|I'm a graduate student in medieval Jewish philosophy. This kind of position was quite common among educated Jews in Spain, Italy and the South of France, including many in the rabbinical elite, and the Rambam comes quite close to it in the Moreh Nevukhim (Guide of the Perplexed). It's just an unfortunate fact that after the gerush from Spain and the rise of kabalah traditional Judaism became increasingly ossified. It's also unfortunate that some of the best philosophical writing by otherwise popular medieval authorities-Ibn Paquda, Ibn Ezra, the Rambam, the Ralbag-is no longer taught. In 13th century Italy they actually taught secular science and philosophy at yeshivot:|
One reason philosophy and science are no longer taught in Yeshivot is this: In the 13th century the facts of science and the facts of Torah were nearly identical. You weren't likely to learn anything in science class that undermined the old interpretations. Following the development of more reliable methods for acquiring information about the natural world, the facts of science and the facts of the old interpretations no longer coincide. Instead of disregarding the old interpretations, which to a large extent, were never "Torah" but simply deductions and interpretations based on bad facts, the Orthodox community has chosen to disregard the new facts (*).
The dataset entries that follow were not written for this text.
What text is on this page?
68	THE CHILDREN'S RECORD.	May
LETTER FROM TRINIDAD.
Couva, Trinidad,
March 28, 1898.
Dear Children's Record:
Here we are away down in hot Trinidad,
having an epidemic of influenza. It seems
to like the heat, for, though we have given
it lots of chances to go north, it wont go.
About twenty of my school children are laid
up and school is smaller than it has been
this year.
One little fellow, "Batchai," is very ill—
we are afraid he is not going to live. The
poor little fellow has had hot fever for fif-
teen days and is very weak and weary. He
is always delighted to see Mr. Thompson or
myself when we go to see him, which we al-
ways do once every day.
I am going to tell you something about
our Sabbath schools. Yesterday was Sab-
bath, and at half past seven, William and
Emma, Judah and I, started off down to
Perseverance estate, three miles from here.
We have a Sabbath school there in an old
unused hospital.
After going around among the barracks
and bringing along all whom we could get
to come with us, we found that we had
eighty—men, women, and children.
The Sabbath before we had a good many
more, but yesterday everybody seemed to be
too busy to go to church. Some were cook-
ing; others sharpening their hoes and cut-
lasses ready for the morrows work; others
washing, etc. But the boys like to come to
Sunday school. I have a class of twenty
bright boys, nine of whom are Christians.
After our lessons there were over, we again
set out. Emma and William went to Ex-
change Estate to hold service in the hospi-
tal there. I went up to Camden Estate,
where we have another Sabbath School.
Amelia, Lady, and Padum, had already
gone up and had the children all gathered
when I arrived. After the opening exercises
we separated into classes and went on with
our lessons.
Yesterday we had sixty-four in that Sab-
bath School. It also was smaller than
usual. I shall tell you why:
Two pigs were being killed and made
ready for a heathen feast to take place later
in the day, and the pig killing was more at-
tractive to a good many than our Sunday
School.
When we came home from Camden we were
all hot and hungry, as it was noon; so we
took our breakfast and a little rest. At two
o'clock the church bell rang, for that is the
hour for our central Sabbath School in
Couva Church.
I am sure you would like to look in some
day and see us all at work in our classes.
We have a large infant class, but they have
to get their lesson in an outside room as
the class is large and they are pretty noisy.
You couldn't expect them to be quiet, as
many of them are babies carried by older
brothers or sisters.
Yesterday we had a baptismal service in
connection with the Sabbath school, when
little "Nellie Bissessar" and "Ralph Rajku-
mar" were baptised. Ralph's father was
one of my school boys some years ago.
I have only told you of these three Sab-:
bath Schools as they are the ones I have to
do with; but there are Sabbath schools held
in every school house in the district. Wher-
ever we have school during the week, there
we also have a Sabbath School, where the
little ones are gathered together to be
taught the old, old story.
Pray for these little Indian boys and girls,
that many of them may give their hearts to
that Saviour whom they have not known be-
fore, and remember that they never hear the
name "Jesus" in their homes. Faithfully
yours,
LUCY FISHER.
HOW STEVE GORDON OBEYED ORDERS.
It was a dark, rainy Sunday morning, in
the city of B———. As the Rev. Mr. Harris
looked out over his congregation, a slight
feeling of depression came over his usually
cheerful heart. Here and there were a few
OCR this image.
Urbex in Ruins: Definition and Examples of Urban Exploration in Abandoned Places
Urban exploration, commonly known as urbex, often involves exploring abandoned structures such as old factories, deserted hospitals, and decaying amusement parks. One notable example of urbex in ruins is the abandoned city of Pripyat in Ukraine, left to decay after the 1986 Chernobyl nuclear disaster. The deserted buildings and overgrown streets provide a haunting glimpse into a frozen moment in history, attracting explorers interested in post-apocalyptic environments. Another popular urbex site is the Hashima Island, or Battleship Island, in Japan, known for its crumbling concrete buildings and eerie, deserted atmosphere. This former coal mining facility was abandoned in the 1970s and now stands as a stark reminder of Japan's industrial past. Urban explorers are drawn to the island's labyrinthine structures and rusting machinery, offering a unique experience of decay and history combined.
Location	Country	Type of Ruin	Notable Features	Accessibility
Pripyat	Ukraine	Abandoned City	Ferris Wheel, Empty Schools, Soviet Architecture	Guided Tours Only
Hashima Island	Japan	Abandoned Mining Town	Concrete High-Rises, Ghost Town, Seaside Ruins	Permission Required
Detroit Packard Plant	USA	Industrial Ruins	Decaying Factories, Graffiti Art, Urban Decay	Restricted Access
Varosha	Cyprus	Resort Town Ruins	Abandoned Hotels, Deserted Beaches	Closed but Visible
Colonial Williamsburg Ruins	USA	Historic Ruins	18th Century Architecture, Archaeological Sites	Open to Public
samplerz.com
And as the Sages warned, one sin leads to the next. The sin of ignoring the truth leads, alas, in many schools, to institutionally sanctioned cheating on science regents, and to lies to Board of Education authorities about curriculum.
(*) The facts are disregarded when convenient. Flu vaccines, for example, which testify to the truth of evolution, aren't banned by the Orthodox, nor are any technologies which undermine traditional understandings of cosmology.